Identification of a GUAAY Pentaloop Sequence Involved in a Novel RNA Loop-Helix Interaction

Abstract

Large RNAs often utilize GNRA tetraloops as structural elements to stabilize the overall tertiary fold. These tetraloop-receptor (TR) interactions have a conserved geometry in which the tetraloop docks into the receptor at an angle of ~15° from the helix containing the receptor. Here, we show that the conserved GUAAY pentaloop found in domain III of group IIB1 introns participates in a novel class of RNA tertiary interaction with a geometry and mode of binding that are significantly different from that found in GNRA TR interactions. This pentaloop is highly conserved within the IIB1 class and interacts with the minor groove of the catalytic domain V. The base planes of the loop and receptor nucleotides are not coplanar and greatly deviate from standard A-minor motifs. The helical axis of the GUAAY stem loop diverges ~70° from the angle of insertion found in a typical GNRA TR interaction. Therefore, the loop architecture and insertion orientation are distinctive, with in vitro splicing data indicating that a GNRA tetraloop is incompatible at this position.
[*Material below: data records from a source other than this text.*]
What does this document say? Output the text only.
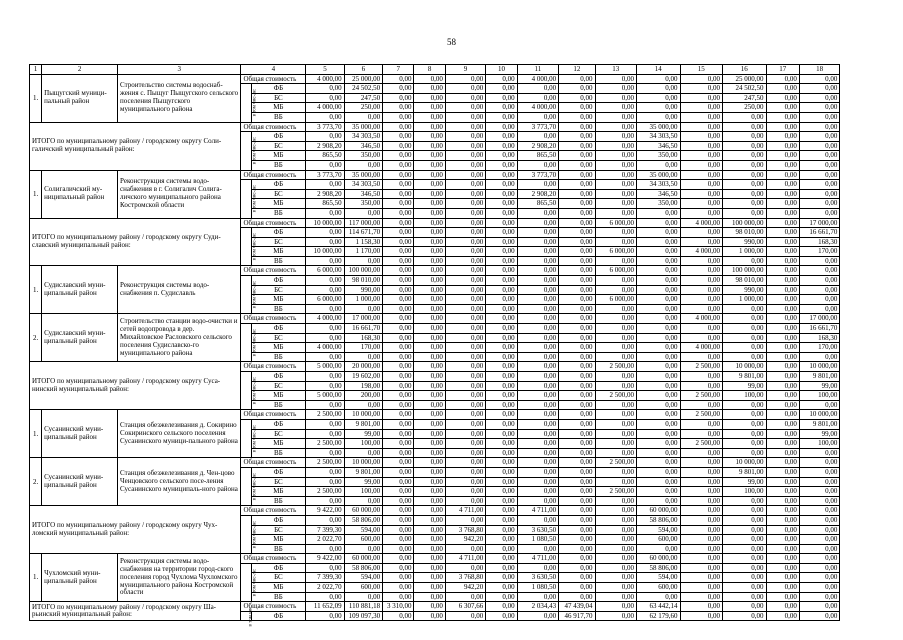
58
1	2	3	4		5	6	7	8	9	10	11	12	13	14	15	16	17	18
1.	Пыщугский муници-пальный район	Строительство системы водоснаб-жения с. Пыщуг Пыщугского сельского поселения Пыщугского муниципального района	Общая стоимость		4 000,00	25 000,00	0,00	0,00	0,00	0,00	4 000,00	0,00	0,00	0,00	0,00	25 000,00	0,00	0,00
			в том чис-ле:	ФБ	0,00	24 502,50	0,00	0,00	0,00	0,00	0,00	0,00	0,00	0,00	0,00	24 502,50	0,00	0,00
				БС	0,00	247,50	0,00	0,00	0,00	0,00	0,00	0,00	0,00	0,00	0,00	247,50	0,00	0,00
				МБ	4 000,00	250,00	0,00	0,00	0,00	0,00	4 000,00	0,00	0,00	0,00	0,00	250,00	0,00	0,00
				ВБ	0,00	0,00	0,00	0,00	0,00	0,00	0,00	0,00	0,00	0,00	0,00	0,00	0,00	0,00
ИТОГО по муниципальному району / городскому округу Соли-галичский муниципальный район:			Общая стоимость		3 773,70	35 000,00	0,00	0,00	0,00	0,00	3 773,70	0,00	0,00	35 000,00	0,00	0,00	0,00	0,00
			в том чис-ле:	ФБ	0,00	34 303,50	0,00	0,00	0,00	0,00	0,00	0,00	0,00	34 303,50	0,00	0,00	0,00	0,00
				БС	2 908,20	346,50	0,00	0,00	0,00	0,00	2 908,20	0,00	0,00	346,50	0,00	0,00	0,00	0,00
				МБ	865,50	350,00	0,00	0,00	0,00	0,00	865,50	0,00	0,00	350,00	0,00	0,00	0,00	0,00
				ВБ	0,00	0,00	0,00	0,00	0,00	0,00	0,00	0,00	0,00	0,00	0,00	0,00	0,00	0,00
1.	Солигаличский му-ниципальный район	Реконструкция системы водо-снабжения в г. Солигалич Солига-личского муниципального района Костромской области	Общая стоимость		3 773,70	35 000,00	0,00	0,00	0,00	0,00	3 773,70	0,00	0,00	35 000,00	0,00	0,00	0,00	0,00
			в том чис-ле:	ФБ	0,00	34 303,50	0,00	0,00	0,00	0,00	0,00	0,00	0,00	34 303,50	0,00	0,00	0,00	0,00
				БС	2 908,20	346,50	0,00	0,00	0,00	0,00	2 908,20	0,00	0,00	346,50	0,00	0,00	0,00	0,00
				МБ	865,50	350,00	0,00	0,00	0,00	0,00	865,50	0,00	0,00	350,00	0,00	0,00	0,00	0,00
				ВБ	0,00	0,00	0,00	0,00	0,00	0,00	0,00	0,00	0,00	0,00	0,00	0,00	0,00	0,00
ИТОГО по муниципальному району / городскому округу Суди-славский муниципальный район:			Общая стоимость		10 000,00	117 000,00	0,00	0,00	0,00	0,00	0,00	0,00	6 000,00	0,00	4 000,00	100 000,00	0,00	17 000,00
			в том чис-ле:	ФБ	0,00	114 671,70	0,00	0,00	0,00	0,00	0,00	0,00	0,00	0,00	0,00	98 010,00	0,00	16 661,70
				БС	0,00	1 158,30	0,00	0,00	0,00	0,00	0,00	0,00	0,00	0,00	0,00	990,00	0,00	168,30
				МБ	10 000,00	1 170,00	0,00	0,00	0,00	0,00	0,00	0,00	6 000,00	0,00	4 000,00	1 000,00	0,00	170,00
				ВБ	0,00	0,00	0,00	0,00	0,00	0,00	0,00	0,00	0,00	0,00	0,00	0,00	0,00	0,00
1.	Судиславский муни-ципальный район	Реконструкция системы водо-снабжения п. Судиславль	Общая стоимость		6 000,00	100 000,00	0,00	0,00	0,00	0,00	0,00	0,00	6 000,00	0,00	0,00	100 000,00	0,00	0,00
			в том чис-ле:	ФБ	0,00	98 010,00	0,00	0,00	0,00	0,00	0,00	0,00	0,00	0,00	0,00	98 010,00	0,00	0,00
				БС	0,00	990,00	0,00	0,00	0,00	0,00	0,00	0,00	0,00	0,00	0,00	990,00	0,00	0,00
				МБ	6 000,00	1 000,00	0,00	0,00	0,00	0,00	0,00	0,00	6 000,00	0,00	0,00	1 000,00	0,00	0,00
				ВБ	0,00	0,00	0,00	0,00	0,00	0,00	0,00	0,00	0,00	0,00	0,00	0,00	0,00	0,00
2.	Судиславский муни-ципальный район	Строительство станции водо-очистки и сетей водопровода в дер. Михайловское Расловского сельского поселения Судиславско-го муниципального района	Общая стоимость		4 000,00	17 000,00	0,00	0,00	0,00	0,00	0,00	0,00	0,00	0,00	4 000,00	0,00	0,00	17 000,00
			в том чис-ле:	ФБ	0,00	16 661,70	0,00	0,00	0,00	0,00	0,00	0,00	0,00	0,00	0,00	0,00	0,00	16 661,70
				БС	0,00	168,30	0,00	0,00	0,00	0,00	0,00	0,00	0,00	0,00	0,00	0,00	0,00	168,30
				МБ	4 000,00	170,00	0,00	0,00	0,00	0,00	0,00	0,00	0,00	0,00	4 000,00	0,00	0,00	170,00
				ВБ	0,00	0,00	0,00	0,00	0,00	0,00	0,00	0,00	0,00	0,00	0,00	0,00	0,00	0,00
ИТОГО по муниципальному району / городскому округу Суса-нинский муниципальный район:			Общая стоимость		5 000,00	20 000,00	0,00	0,00	0,00	0,00	0,00	0,00	2 500,00	0,00	2 500,00	10 000,00	0,00	10 000,00
			в том чис-ле:	ФБ	0,00	19 602,00	0,00	0,00	0,00	0,00	0,00	0,00	0,00	0,00	0,00	9 801,00	0,00	9 801,00
				БС	0,00	198,00	0,00	0,00	0,00	0,00	0,00	0,00	0,00	0,00	0,00	99,00	0,00	99,00
				МБ	5 000,00	200,00	0,00	0,00	0,00	0,00	0,00	0,00	2 500,00	0,00	2 500,00	100,00	0,00	100,00
				ВБ	0,00	0,00	0,00	0,00	0,00	0,00	0,00	0,00	0,00	0,00	0,00	0,00	0,00	0,00
1.	Сусанинский муни-ципальный район	Станция обезжелезивания д. Сокирино Сокиринского сельского поселения Сусанинского муници-пального района	Общая стоимость		2 500,00	10 000,00	0,00	0,00	0,00	0,00	0,00	0,00	0,00	0,00	2 500,00	0,00	0,00	10 000,00
			в том чис-ле:	ФБ	0,00	9 801,00	0,00	0,00	0,00	0,00	0,00	0,00	0,00	0,00	0,00	0,00	0,00	9 801,00
				БС	0,00	99,00	0,00	0,00	0,00	0,00	0,00	0,00	0,00	0,00	0,00	0,00	0,00	99,00
				МБ	2 500,00	100,00	0,00	0,00	0,00	0,00	0,00	0,00	0,00	0,00	2 500,00	0,00	0,00	100,00
				ВБ	0,00	0,00	0,00	0,00	0,00	0,00	0,00	0,00	0,00	0,00	0,00	0,00	0,00	0,00
2.	Сусанинский муни-ципальный район	Станция обезжелезивания д. Чен-цово Ченцовского сельского посе-ления Сусанинского муниципаль-ного района	Общая стоимость		2 500,00	10 000,00	0,00	0,00	0,00	0,00	0,00	0,00	2 500,00	0,00	0,00	10 000,00	0,00	0,00
			в том чис-ле:	ФБ	0,00	9 801,00	0,00	0,00	0,00	0,00	0,00	0,00	0,00	0,00	0,00	9 801,00	0,00	0,00
				БС	0,00	99,00	0,00	0,00	0,00	0,00	0,00	0,00	0,00	0,00	0,00	99,00	0,00	0,00
				МБ	2 500,00	100,00	0,00	0,00	0,00	0,00	0,00	0,00	2 500,00	0,00	0,00	100,00	0,00	0,00
				ВБ	0,00	0,00	0,00	0,00	0,00	0,00	0,00	0,00	0,00	0,00	0,00	0,00	0,00	0,00
ИТОГО по муниципальному району / городскому округу Чух-ломский муниципальный район:			Общая стоимость		9 422,00	60 000,00	0,00	0,00	4 711,00	0,00	4 711,00	0,00	0,00	60 000,00	0,00	0,00	0,00	0,00
			в том чис-ле:	ФБ	0,00	58 806,00	0,00	0,00	0,00	0,00	0,00	0,00	0,00	58 806,00	0,00	0,00	0,00	0,00
				БС	7 399,30	594,00	0,00	0,00	3 768,80	0,00	3 630,50	0,00	0,00	594,00	0,00	0,00	0,00	0,00
				МБ	2 022,70	600,00	0,00	0,00	942,20	0,00	1 080,50	0,00	0,00	600,00	0,00	0,00	0,00	0,00
				ВБ	0,00	0,00	0,00	0,00	0,00	0,00	0,00	0,00	0,00	0,00	0,00	0,00	0,00	0,00
1.	Чухломский муни-ципальный район	Реконструкция системы водо-снабжения на территории город-ского поселения город Чухлома Чухломского муниципального района Костромской области	Общая стоимость		9 422,00	60 000,00	0,00	0,00	4 711,00	0,00	4 711,00	0,00	0,00	60 000,00	0,00	0,00	0,00	0,00
			в том чис-ле:	ФБ	0,00	58 806,00	0,00	0,00	0,00	0,00	0,00	0,00	0,00	58 806,00	0,00	0,00	0,00	0,00
				БС	7 399,30	594,00	0,00	0,00	3 768,80	0,00	3 630,50	0,00	0,00	594,00	0,00	0,00	0,00	0,00
				МБ	2 022,70	600,00	0,00	0,00	942,20	0,00	1 080,50	0,00	0,00	600,00	0,00	0,00	0,00	0,00
				ВБ	0,00	0,00	0,00	0,00	0,00	0,00	0,00	0,00	0,00	0,00	0,00	0,00	0,00	0,00
ИТОГО по муниципальному району / городскому округу Ша-рьинский муниципальный район:			Общая стоимость		11 652,09	110 881,18	3 310,00	0,00	6 307,66	0,00	2 034,43	47 439,04	0,00	63 442,14	0,00	0,00	0,00	0,00
			в том чис	ФБ	0,00	109 097,30	0,00	0,00	0,00	0,00	0,00	46 917,70	0,00	62 179,60	0,00	0,00	0,00	0,00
The GUAAY pentaloop-receptor motif is also found in the structure of the eukaryotic thiamine pyrophosphate riboswitch in the context of a hexanucleotide loop sequence. We therefore propose, based on phylogenetic, structural, and biochemical data, that the GUAAY pentaloop-receptor interaction represents a novel structural motif that is present in multiple structured RNAs.

Keywords: RNA structure; ribozyme.

Figure 1. DV acts as a receptor to two tertiary interactions

A) Secondary structure shows the three tertiary interactions involving DV. μ and κ insert five adenosines into the minor groove of DV. B) The tertiary structure of the minor groove of DV. The five adenosines form an extended base stack, which is perpendicular to the direction of the minor groove. The μ-μ′ interaction positions three nucleotides into the minor groove of DV. The base planes of the μ loop are approximately perpendicular to that of the receptor helix.

Figure 2. Comparison of the GNRA tetraloop versus the GUAAY pentaloop

A) The GNRA tetraloop (left) and the GUAAY pentaloop (right) are connected to a three base-pair helix and aligned to the bottom of the stem. Central panel shows the alignment of the two loops. This alignment shows that the the GUAAY pentaloop extends approximately one base pair higher and at a different orientation compared to the GNRA tetraloop. Nucleotides of the GNRA tetraloop and GUAAY pentaloop that interact with their cognate receptor are colored in orange and green, respectively. B) The GNRA tetraloop (left) nucleotides insert parallel to the base planes of the receptor, while the GUAAY pentaloop (right) nucleotides are nearly perpendicular to the receptor base planes. This allows a greater number of nucleotides to insert into the minor groove. The alignment of the two structures (central panel) shows a ~70° deviation in terms of the angle of attack of the loop for the receptor. C) The structure of the equivalent GUAAY-containing hexanucleotide loop-receptor (left) from the thiamine pyrophosphate riboswitch (PDB 2CKY). The alignment with the GUAAY pentaloop-receptor from the group IIB intron (right) shows an almost identical mode of recognition between the two components of the interaction.

Figure 3. Secondary structure of P.li.LSUI2 D3a mutants

Mutants were grouped into four categories: a) loop point mutants, b) loop mutants, c) helical length mutants, and d) helical length/tetraloop mutants. Red letters indicate changes to the wild-type sequence. Red lines indicate where helical deletions took place. Values below the mutants correspond to Figure 4 for in vitro splicing assays at 2.5mM (blue) and 10mM (orange) MgCl₂.

Figure 4. In vitro splicing assay of P.li.LSUI2 D3a mutants

a) Point mutants made either in the closing base pair of the stem or in the pentaloop. The single point mutants retained activity comprable to wild-type. However, mutating the loop entirely to adenosines resulted in a drastic reduction in activity. b) Mutagenesis of the loop to any of the tetraloop sequences results in severe defects in splicing activity. c) Changing the helical length from the native seven base-pairs perturbs activity. d) The defects caused by the GAAA-tetraloop cannot be rescued with different helical length mutations. Thirty minute time points taken for all splicing assays. *<0.05 by two-tailed Student’s t-test. **< 0.001 by two-tailed Student’s t-test.